Foot Locker (FL) is scheduled to release its first-quarter results on Friday before the bell. The retailer declared a dividend of $0.38 per share yesterday, up 10% over last year as part of its capital deployment plan announced in February.
In 2019, the stock has risen modestly about 5.5% but analysts are more upbeat about the retailer with a 12-month target price of $71, up about 27% from today’s price of $56.
J.C. Penney, Kohl’s, Nordstrom, Lowe’s and Home Depot this week reported disappointing comp-store sales due to lower mall traffic, increased competition from e-commerce players like Amazon, and changing consumer habits. In addition, investors are worried about the increased tariffs on goods imported from China, which could further dent their earnings which are already on the downhill.

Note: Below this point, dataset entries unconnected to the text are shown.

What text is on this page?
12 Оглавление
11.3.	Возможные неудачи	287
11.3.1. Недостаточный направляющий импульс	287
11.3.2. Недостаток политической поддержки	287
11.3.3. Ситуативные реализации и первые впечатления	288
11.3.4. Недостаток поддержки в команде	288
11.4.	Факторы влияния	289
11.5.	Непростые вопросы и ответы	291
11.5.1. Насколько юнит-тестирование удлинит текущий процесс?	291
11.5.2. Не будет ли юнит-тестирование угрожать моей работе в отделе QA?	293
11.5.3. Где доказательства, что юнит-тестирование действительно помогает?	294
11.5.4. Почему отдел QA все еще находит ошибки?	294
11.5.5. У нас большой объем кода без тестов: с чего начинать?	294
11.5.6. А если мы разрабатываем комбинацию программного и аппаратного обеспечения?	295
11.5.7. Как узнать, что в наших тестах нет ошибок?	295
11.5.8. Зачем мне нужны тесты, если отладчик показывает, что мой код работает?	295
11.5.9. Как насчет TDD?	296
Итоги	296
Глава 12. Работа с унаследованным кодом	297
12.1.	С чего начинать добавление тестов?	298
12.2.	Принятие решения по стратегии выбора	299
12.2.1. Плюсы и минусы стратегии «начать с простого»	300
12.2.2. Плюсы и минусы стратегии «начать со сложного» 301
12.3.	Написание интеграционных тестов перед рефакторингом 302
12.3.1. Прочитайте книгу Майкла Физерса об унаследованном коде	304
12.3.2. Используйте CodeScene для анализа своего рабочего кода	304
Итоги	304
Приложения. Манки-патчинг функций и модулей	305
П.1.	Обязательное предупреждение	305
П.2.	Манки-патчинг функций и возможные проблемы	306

It’s worth noting that most of the Foot Locker stores are located in malls, hence any decrease in footfalls would impact earnings. It would be interesting to see whether the retailer is able to write a different script compared to its peers. For the first quarter, analysts expect revenue to grow 4% to $2.11 billion and adjusted EPS of $1.61, an increase of 11% over last year.
Last year, the footwear retailer bought 90% of its goods from five suppliers. The most important thing to note here is that about 66% of goods were purchased from Nike (NKE). Since there is significant dependence on Nike, there might be ripple effects on Foot Locker due to the increased tariffs on Chinese imports. It would be interesting to see how the retailer is going to source its goods from Nike to avoid any tariff impacts.
Foot Locker has been able to grow its comp-store sales growth consistently over the past three quarters despite multiple headwinds plaguing the industry. The most important metric watched by the street on Friday is whether the retailer continues the momentum from the last quarter.
Last year, the company has been able to increase its sales per square foot by 2% to $504, compared to $495 in 2017. But this is still below 2016’s level of $515. However, it has set a target of increasing sales to $525-575 range per square feet by 2023.
The company expects same-store sales to grow in the mid-single digits, which is going to be a tailwind for the firm compared to its peers. In addition, the increase in digital sales and new product launches along with reduced markdowns could augur well in fiscal 2019.
In the previous quarter, Foot Locker’s stock rose 13% backed by the strong comp-store sales growth of 9.7%. Sales increased 2.8% to $2.27 billion while adjusted earnings were up 37% to $1.56 per share. Q4 results came in better-than-expected on both the top and bottom line numbers. The retailer also announced its plans to spend $275 million this year in improving the store fleet and enhancing the digital initiatives.